GEMELLI IDENTICI… MA NON DEL TUTTO

25 Dic 2013 16:53

La tecnica di biologia molecolare DNA  fingerprinting permette di identificare univocamente una determinata persona tramite l’impronta digitale del suo DNA; in pratica si analizzano delle particolari sequenze di DNA chiamate minisatelliti che sono estremamente variabili nella popolazione e “uniche” per ogni persona. Nel tempo ciò ha creato il dogma che i gemelli monozigoti  (i gemelli che derivano da una singola cellula uovo fecondata da un solo spermatozoo) avessero un DNA assolutamente identico. In realtà quello che mancava era la dimostrazione sperimentale che permettesse di abbattere questo dogma.

Adesso infatti sembra essere stata aggiunta una nuova pierta miliare della biologia molecolare e della genetica forense.

Gli scienziati di uno dei laboratari più all’avanguardia nella genomica, la Eurofin Scientific,  ha rivelato di aver messo a punto delle tecniche capaci di discriminare i gemelli monozigoti da un punto di vista genetico.

Lo studio (Finding the needle in the haystack: Differentiating “identical” twins in paternity testing and forensics by ultra-deep next generation sequencing) e’ stato pubblicato sulla rivista Forensic Science International Genetics.
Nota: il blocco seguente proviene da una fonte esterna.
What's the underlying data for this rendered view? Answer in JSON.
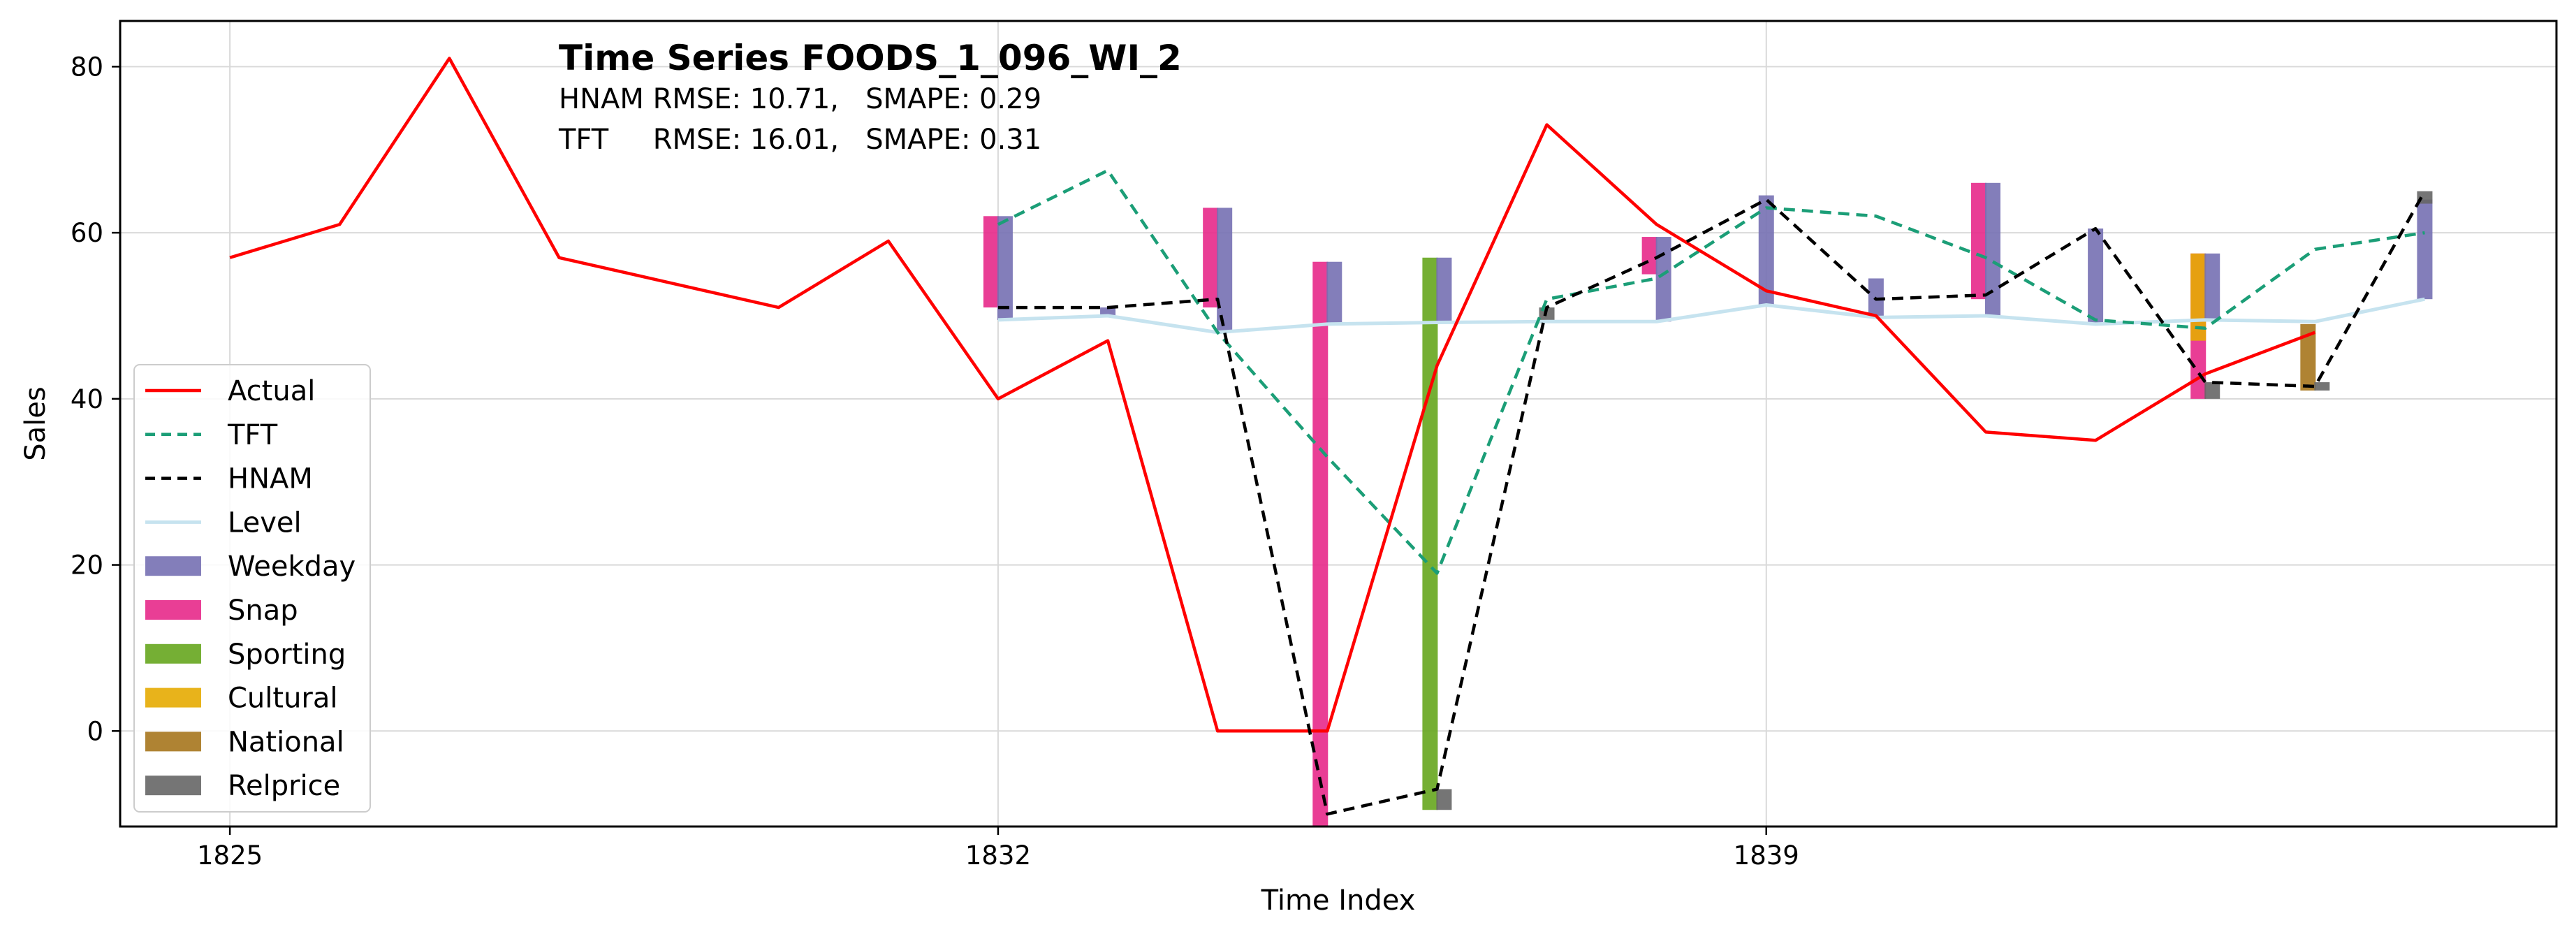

In questa ricerca  sono stati reclutati, come volontari, una coppia di gemelli maschi identici, così come la moglie e il figlio di uno dei gemelli. Un campione di DNA è stato estratto da campioni di sangue di madre e figlio e dal sangue, dalla mucosa buccale e dagli spermatozoi dei due gemelli. La paternità e la monozigosità dei gemelli sono stati confermati utilizzando lo standard internazionale di tipizzazione STR ​​forense. Quindi, il DNA ottenuto da campioni di sperma dei gemelli e dal sangue del bambino è stato analizzato tramite una innovativa tecnica denominata “ultra deep next generation sequencing” alla quale è stata  associata un’analisi bioinformatica dei dati  capace di evidenziare eventi mutazionali nella linea germinale e somatica che si sono verificate nei due gemelli  già a partire dalla divisione dell’ovulo a livello embrionale; cioè già a livello della divisione   in due individui indipendenti, si formano ed accumulano mutazioni e differenziazioni uniche (in ognuno dei  due gemelli monozigoti) che verranno trasmesse alla generazione seguente.  Nelle sperimentazioni ha trovato conferma ciò che prima era solo ipotizzabile e cioè che mutazioni  possano verificarsi negli stadi iniziali di sviluppo embrionale, prima o poco dopo che la blastocisti si divida in due, dando origine ai gemelli, e che tali mutazioni possano essere trasferite nella linea somatica e germinale. Si è così potuto vedere che nel  figlio erano presenti mutazioni con caratteristiche peculiari riscontrabili solo in uno dei gemelli monozigoti riuscendo ad identificare senza dubbio chi fosse realmente il padre e chi lo zio.

Il software è riuscito ad elaborare cinque mutazioni “snips” (SNPs) presenti nel gemello padre e nel figlio, ma non nello zio; tali mutazioni sono le più frequenti e consistono nella sostituzione di un nucleotide in una determinata sequenza come nel tratto AAGCCTA  dove una citosina (C) è sostituita con una timina (T) portando  alla sequenza AAGCTTA.

La tecnica del DNA fingerprinting non può essere utilizzata nell’attribuzione di paternità o sulla scena di un crimine laddove siano coinvolti gemelli omozigoti. Questa nuova scoperta invece, oltre all’importanza nella ricerca biologica pura, adesso troverà impiego in particolari  indagini forensi contribuendo a fare luce su casi che, mancanti di una soluzione investigativa classica o non risolvibili con le attuali tecniche molecolari, finora risultavano inesplicabili ed insondabili anche con l’ausilio della scienze.